[RFC] Add more powerful pass to set Load/Store alignment

Currently Load/Store alignment is only set in InstCombine pass based on computeKnownBits function.

computeKnownBits is stateless and recursive, therefore it is limited in how much analysis it can do and it will give up after 6 level or after 1 phi and 1 level. (I add reported the issue some time back here: Alignment analysis)

This cause the alignment information to often be pessimistic. On some target having a correct alignment information is important for performance. For instance on NVPTX load4/store4 instructions need to be aligned on 16bytes and the backend will be forced to scalarize those if the alignment cannot be proven.

I understand that the limitations of computeKnownBits are there to avoid stack overflow and prevent compile time increase.

I would like to add a new pass that does more expensive analysis in order to get a more accurate alignment information. This would need to be able to handle longer chain of instructions as well as cycles in the IR.
This can be done with minimal changes to computeKnownBits by allowing to pass KnownBits information already calculated to the function. Once we have that we can compute KnownBits for all the integer Values of a function in O(n) time if it doesn’t have cycles.

To handle cycles we can start by assuming that PhiNodes have all bits set to 0 and run the analysis until we reach a fix point. Then the complexity is based on the number of cycles in the IR.

I uploaded a draft of what I think the pass looks like:

In the patch I sent I only enabled it for NVPTX backend at the beginning of the codegeneration. Since it may be expensive and may not help all targets I thought it could be a good place to call but it really depends how useful this is overall.

FYI @Artem-B about the NVPTX usage (as this is the path I’m interested in)

1 Like

Of course the devil is in the details, but doing an important analysis like known bits eagerly instead of lazily, and doing a proper fixpoint iteration instead of the backwards recursive thing, seems like a no-brainer. I’d super love to see the effect this has on known bits precision and on compile time.

You could also put it in the Attributor as an AA and use it in AAAlign. It does not use known bits at all right now but only offset + modulo logic.
Benefit is that you get fixpoint logic and lots of other things for free, e.g., the ability to look through memory and work inter-procedurally. The result can also reused by all other AAs as we require it.

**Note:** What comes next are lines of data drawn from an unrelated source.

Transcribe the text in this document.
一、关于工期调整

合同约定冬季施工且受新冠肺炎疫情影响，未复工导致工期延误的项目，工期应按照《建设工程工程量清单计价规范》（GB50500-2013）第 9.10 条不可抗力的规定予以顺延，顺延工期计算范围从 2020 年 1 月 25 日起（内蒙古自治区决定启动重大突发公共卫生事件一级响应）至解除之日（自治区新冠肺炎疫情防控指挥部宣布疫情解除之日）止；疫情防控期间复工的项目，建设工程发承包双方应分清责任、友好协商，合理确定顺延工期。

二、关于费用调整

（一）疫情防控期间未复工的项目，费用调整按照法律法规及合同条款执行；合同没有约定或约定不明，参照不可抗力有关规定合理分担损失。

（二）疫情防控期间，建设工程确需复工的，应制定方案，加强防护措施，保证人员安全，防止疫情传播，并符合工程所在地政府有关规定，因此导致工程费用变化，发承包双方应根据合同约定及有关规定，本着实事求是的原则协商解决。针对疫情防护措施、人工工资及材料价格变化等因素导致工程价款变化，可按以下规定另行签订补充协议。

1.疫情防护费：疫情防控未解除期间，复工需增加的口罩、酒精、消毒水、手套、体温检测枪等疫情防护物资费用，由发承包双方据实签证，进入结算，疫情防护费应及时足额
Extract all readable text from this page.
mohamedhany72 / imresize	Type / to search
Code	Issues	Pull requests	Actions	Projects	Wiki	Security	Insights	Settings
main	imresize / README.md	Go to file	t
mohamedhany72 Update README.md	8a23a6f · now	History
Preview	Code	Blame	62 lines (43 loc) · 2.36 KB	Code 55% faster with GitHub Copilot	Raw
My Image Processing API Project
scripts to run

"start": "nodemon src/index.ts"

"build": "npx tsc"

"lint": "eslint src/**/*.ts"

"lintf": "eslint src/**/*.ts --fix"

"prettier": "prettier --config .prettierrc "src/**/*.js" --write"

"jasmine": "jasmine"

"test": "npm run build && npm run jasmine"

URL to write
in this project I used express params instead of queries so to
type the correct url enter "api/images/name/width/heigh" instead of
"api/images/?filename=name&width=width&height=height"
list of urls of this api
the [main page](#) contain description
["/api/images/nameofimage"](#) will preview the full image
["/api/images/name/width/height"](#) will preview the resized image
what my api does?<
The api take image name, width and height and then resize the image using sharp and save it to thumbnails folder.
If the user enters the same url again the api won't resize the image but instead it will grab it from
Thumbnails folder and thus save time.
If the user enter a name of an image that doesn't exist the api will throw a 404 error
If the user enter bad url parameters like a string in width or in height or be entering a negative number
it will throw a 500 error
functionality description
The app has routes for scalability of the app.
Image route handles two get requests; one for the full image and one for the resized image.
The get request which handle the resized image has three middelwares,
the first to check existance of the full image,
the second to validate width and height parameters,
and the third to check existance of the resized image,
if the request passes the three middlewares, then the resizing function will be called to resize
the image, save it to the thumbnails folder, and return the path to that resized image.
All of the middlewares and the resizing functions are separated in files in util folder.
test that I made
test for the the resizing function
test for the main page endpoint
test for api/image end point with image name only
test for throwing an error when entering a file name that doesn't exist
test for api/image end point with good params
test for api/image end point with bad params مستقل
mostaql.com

FWIW, we run the Attributor already for the AMD GPU backend and we could reasonably do it for all GPU backends if it’s worth it. Note that one does not need to run all AAs but can down select to what is useful and stable. An AA for address space deduction is under review right now too, so more GPU stuff is coming.

I looked into something similar a long time ago, though with a different motivation: The current code for inferring alignment in InstCombine is very slow, because it runs many, many times during the optimization pipeline. We have something like ten runs of InstCombine, and we’ll try to infer load/store alignment using known bits every time, possibly multiple times due to fixpoint iteration.

The end result is that we spend 1-2% of end-to-end compile-time on inferring alignment in InstCombine – alignments that nobody actually needs. Alignment is mostly only relevant for the backend, not middle-end optimization passes. The few passes that do rely on alignment will try to increase it themselves.

So the plan was to instead have a single run of an InferAlignment pass towards the end of the middle-end optimization pipeline, rather than doing this in InstCombine. The compile-time cost of such a pass is around ~0.1%, which is much lower than doing it in InstCombine. Turns out that calling computeKnownBits() on all load/store arguments is rather cheap if you don’t repeat it dozens of times during the optimization pipeline.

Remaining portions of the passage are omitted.